И отнял место у нее самой.

Он с ней не сладит, как бы ни хотел.

Его удел – поверхность твердых тел.

(Гете, «Фауст»)

Если ехать по земле русской, не торопясь и примечая, заметишь великое несозвучие времен. В столице – бурно, все вертится, спешит в одном толкливом дерганом потоке. А стоит чуть отъехать, и вмиг – тишина. Пропасть отделила от столичной горы и года, и потянулось без времени и ясности, унылое, с редкими перелесками среднерусское забытье.

Забытые, темнеют домики. В одних доживает неизвестно какая, заблудшая в столетних снах эпоха. Другие – пусты. Мох сохнет, плесень неторопливо ползет сквозь темное дерево времени…

Человек здесь только с виду такой же. Вся его закрытая глухая сердцевина далека и молчалива. Не доберешься, не докричишься.

Там, в столице – события, а тут… тихо, глухо… ни ночь, ни день, и не ждут никого. Неяркое все, прохладное, пустое. Холм, горсть изб под страшно высоким небом. Раздолье дуть ветру.

Тут горизонт уходит в вечность, и солнце – далекое, будто ласковая старушка, добрая, – кивает из небесного окошка и светит неяркой старческой улыбкой, светит спокойно, издалека глядит, приемля все и боле не вникая.

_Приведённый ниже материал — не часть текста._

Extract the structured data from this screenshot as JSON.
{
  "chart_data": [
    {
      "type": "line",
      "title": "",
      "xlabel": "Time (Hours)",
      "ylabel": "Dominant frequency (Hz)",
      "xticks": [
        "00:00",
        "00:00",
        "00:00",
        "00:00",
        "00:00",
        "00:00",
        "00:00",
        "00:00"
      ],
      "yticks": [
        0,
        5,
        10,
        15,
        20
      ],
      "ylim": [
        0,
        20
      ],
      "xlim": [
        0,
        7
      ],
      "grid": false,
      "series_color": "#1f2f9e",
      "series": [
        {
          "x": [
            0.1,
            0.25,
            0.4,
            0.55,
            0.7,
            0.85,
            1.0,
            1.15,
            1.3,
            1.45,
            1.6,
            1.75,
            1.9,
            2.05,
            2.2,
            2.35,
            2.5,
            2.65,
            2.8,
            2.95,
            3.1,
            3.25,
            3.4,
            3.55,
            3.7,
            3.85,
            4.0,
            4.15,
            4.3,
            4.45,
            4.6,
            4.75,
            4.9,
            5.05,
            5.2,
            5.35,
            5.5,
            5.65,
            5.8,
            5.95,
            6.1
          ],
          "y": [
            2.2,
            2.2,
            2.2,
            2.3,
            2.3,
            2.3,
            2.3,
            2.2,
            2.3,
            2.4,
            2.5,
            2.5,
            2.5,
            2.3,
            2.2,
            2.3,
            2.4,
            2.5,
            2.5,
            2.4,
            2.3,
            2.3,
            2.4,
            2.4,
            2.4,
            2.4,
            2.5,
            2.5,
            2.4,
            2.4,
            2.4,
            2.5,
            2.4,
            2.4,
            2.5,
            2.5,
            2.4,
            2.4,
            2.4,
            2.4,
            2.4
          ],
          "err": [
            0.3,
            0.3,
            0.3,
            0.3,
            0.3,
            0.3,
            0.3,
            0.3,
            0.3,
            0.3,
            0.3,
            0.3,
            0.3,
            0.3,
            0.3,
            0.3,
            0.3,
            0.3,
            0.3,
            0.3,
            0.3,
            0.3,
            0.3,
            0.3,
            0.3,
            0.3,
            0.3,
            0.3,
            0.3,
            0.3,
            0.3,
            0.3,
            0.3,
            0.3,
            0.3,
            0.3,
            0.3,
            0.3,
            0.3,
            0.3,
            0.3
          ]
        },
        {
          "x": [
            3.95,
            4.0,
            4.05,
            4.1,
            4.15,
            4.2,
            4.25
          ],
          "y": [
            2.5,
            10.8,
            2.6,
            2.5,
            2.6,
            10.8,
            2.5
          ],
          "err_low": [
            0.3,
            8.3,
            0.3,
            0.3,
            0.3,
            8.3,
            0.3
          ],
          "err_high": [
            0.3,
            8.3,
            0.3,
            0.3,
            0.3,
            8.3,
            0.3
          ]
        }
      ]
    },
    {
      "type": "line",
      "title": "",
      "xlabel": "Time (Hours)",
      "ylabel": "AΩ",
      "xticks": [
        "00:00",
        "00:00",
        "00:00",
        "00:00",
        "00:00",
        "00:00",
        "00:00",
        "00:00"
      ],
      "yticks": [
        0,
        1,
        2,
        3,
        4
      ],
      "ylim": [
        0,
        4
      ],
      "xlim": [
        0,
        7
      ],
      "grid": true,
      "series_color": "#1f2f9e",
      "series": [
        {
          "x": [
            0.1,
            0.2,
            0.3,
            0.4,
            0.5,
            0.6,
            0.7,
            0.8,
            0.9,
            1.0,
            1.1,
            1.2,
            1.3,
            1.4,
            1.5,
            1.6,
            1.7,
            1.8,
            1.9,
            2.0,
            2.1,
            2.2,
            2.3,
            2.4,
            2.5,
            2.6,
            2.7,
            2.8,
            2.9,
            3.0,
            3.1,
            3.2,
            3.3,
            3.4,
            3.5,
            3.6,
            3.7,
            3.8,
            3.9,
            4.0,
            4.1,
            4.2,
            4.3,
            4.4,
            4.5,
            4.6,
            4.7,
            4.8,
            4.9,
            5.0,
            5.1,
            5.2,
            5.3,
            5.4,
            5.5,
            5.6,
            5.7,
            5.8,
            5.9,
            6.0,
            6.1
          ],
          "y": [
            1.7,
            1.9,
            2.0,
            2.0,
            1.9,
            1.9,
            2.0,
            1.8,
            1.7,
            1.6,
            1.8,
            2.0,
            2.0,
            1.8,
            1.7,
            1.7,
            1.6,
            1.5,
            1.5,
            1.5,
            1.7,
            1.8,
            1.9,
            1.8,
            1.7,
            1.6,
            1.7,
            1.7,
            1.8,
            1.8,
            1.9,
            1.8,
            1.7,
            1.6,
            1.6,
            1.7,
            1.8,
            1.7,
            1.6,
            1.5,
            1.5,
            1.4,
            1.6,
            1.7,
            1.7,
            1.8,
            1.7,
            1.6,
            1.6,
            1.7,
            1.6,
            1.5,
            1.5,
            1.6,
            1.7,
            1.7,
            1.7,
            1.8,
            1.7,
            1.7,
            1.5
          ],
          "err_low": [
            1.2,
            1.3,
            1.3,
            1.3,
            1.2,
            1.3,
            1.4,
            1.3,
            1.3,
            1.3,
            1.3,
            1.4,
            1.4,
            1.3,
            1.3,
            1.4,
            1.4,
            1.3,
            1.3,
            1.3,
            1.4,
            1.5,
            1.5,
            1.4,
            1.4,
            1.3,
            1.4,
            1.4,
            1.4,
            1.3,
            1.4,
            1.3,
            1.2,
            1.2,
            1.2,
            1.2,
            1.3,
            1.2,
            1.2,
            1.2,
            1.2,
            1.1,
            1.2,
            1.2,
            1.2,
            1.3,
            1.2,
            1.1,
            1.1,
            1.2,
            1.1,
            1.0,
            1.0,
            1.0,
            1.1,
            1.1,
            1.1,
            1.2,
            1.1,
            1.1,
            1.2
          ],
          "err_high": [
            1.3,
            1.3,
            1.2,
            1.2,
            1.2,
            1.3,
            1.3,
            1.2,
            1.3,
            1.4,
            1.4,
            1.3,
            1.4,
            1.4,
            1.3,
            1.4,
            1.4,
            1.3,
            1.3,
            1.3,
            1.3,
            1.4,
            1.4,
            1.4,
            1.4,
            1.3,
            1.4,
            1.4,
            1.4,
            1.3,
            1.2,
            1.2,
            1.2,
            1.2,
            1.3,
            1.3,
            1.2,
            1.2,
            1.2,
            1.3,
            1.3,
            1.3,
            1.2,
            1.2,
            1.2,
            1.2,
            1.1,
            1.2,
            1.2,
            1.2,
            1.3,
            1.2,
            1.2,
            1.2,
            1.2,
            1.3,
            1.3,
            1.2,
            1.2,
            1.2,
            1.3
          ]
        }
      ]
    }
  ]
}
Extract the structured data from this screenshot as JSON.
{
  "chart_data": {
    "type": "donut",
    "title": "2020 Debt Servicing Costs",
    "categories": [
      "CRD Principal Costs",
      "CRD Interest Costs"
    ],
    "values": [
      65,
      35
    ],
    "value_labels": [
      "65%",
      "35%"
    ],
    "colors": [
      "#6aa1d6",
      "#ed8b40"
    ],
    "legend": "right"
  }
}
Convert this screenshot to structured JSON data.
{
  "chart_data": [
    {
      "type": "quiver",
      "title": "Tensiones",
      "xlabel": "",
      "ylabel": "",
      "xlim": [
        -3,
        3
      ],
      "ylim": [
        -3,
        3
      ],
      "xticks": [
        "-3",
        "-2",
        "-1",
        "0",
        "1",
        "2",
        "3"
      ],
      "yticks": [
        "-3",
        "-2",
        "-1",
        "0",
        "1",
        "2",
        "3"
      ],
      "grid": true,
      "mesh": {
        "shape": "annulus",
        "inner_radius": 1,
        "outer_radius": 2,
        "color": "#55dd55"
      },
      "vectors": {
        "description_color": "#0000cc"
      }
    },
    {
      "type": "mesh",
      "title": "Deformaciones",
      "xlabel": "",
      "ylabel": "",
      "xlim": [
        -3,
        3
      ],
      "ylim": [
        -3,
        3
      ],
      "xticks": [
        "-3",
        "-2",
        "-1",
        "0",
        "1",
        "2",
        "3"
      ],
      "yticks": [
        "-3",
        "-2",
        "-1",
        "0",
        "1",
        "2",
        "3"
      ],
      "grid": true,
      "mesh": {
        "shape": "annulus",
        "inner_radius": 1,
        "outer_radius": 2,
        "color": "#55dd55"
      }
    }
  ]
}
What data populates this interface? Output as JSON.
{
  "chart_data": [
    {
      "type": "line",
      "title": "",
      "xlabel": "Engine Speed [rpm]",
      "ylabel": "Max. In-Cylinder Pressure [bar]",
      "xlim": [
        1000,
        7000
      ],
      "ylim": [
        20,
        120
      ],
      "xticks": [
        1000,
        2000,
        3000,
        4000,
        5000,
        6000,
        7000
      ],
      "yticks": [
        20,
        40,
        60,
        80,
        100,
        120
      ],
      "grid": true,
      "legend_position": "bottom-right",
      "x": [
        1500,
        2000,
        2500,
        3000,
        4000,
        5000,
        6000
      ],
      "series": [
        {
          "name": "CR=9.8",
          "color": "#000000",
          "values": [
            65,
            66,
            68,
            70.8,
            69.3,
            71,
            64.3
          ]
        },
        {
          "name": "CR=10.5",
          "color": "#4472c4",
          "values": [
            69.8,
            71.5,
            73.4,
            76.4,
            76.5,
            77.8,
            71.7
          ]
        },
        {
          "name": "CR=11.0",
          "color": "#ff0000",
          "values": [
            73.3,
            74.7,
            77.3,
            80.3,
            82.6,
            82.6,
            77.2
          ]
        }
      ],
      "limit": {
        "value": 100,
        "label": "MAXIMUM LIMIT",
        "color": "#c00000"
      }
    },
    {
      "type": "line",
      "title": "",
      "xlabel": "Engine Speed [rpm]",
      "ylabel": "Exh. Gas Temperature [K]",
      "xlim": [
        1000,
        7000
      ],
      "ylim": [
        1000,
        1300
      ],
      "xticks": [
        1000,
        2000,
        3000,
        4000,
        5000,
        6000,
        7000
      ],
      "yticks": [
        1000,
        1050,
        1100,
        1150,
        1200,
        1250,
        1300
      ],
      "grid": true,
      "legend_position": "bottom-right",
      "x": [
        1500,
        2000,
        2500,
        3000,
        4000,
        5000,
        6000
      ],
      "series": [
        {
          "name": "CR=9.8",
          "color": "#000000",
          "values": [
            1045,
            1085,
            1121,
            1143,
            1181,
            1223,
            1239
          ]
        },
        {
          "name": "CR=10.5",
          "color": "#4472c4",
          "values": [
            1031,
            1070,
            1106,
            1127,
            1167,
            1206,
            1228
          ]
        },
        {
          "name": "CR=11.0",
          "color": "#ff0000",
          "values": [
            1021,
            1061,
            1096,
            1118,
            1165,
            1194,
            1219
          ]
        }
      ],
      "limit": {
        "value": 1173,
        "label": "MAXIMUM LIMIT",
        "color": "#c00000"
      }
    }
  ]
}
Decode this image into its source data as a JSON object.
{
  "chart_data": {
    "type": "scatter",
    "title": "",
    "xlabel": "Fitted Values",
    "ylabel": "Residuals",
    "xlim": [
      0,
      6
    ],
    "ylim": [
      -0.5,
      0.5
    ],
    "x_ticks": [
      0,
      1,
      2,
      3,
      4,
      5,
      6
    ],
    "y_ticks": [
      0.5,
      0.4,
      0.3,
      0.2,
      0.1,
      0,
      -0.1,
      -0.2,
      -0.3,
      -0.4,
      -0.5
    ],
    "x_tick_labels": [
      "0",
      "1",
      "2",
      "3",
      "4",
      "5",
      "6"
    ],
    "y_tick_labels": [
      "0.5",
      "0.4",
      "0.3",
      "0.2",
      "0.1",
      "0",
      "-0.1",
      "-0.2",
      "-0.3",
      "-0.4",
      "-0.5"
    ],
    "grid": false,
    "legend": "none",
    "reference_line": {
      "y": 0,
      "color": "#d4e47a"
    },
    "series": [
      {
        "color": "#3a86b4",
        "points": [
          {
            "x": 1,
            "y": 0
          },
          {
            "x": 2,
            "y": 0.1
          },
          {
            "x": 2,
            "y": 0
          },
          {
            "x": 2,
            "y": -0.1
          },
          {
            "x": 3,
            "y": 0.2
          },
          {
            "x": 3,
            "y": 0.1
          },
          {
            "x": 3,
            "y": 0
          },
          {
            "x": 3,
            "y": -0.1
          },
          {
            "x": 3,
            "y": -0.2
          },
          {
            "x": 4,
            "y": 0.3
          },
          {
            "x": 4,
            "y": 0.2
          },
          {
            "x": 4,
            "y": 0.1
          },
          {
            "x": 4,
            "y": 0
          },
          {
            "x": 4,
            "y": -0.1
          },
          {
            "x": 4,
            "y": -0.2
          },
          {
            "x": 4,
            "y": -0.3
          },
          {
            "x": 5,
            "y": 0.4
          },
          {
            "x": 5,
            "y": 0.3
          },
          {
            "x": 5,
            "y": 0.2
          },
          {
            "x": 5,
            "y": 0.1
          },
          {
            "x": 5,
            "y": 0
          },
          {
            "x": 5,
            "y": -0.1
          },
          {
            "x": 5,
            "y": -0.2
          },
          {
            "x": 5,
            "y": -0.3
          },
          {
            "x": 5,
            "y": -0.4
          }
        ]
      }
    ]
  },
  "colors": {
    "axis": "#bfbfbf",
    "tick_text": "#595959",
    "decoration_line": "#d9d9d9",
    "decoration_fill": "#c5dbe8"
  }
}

В южной стране солнце пристальное, слепящее. Там оно проплавляет небо, страшно глядит на землю, и та сохнет, ежится листом. Прах сух, и горсткой пепла становится ком грязи…

Здесь, на Руси, светило называют ласкательно – солнышком. Лужи, травка… прохладная даль.

Посетят засмотревшуюся душу высокие мысли. Закусишь остатками столичной снеди и, не отрываясь от проплывающей за окном вагона глубины, задумаешься о собственном предназначении. Перед лицом смирения земли отбросишь мелкие суетливые соображения и начнешь разгадывать смысл этой благородной огромности неба. Господи! – воскликнешь, какой душевно тонкий и хрупкий вид тут сохраняется от пагубы перемен?

Да (подумаешь) весь столичный дребезг, речения наши – все ложь, причудливый изгиб и выверт рассуждения в канве чужого сна. А вот оно настоящее! В коего пустоту стоит лишь погрузиться, – и все противоречия стихнут. Неразличимо станет добро от зла, и наступит настоящий, неподдельный покой.

Но тут бок тепловоза выкатится в грязненькую тесноту одноэтажного кирпичного вокзальчика. Пассажир вздохнет, очнется от мечтаний и не спеша сойдет с поезда в провинции. Увидит уродливую каменную фигуру с протянутой рукой, люд в темном и некрасивом одеянии и темную дорогу, обсаженную тополями с двух сторон.

По пути в деревянный домик, где ждет старушка-мама, встретят и заслонят проход коробки: одни из бетона, другие из кирпича. В провинции из кирпича строят, чтобы работать подольше. Не хватает занятий рабочему населению. Глаз заметит перемены: тут старая в рытвинах дорога покрылась асфальтом; речка серебристая стала грязной течь канавой… Мимо с треском и воем пролетят мотоциклы с наездниками в черных и коричневых кожаных куртках. И вдруг под лучами неяркого, как бы отдаленного уже, но еще по-крапивному злого осеннего солнышка оживет городок… Хмельной, грубый, коренастенький с треском полезет из-под мусора и сонной с мухами тишины.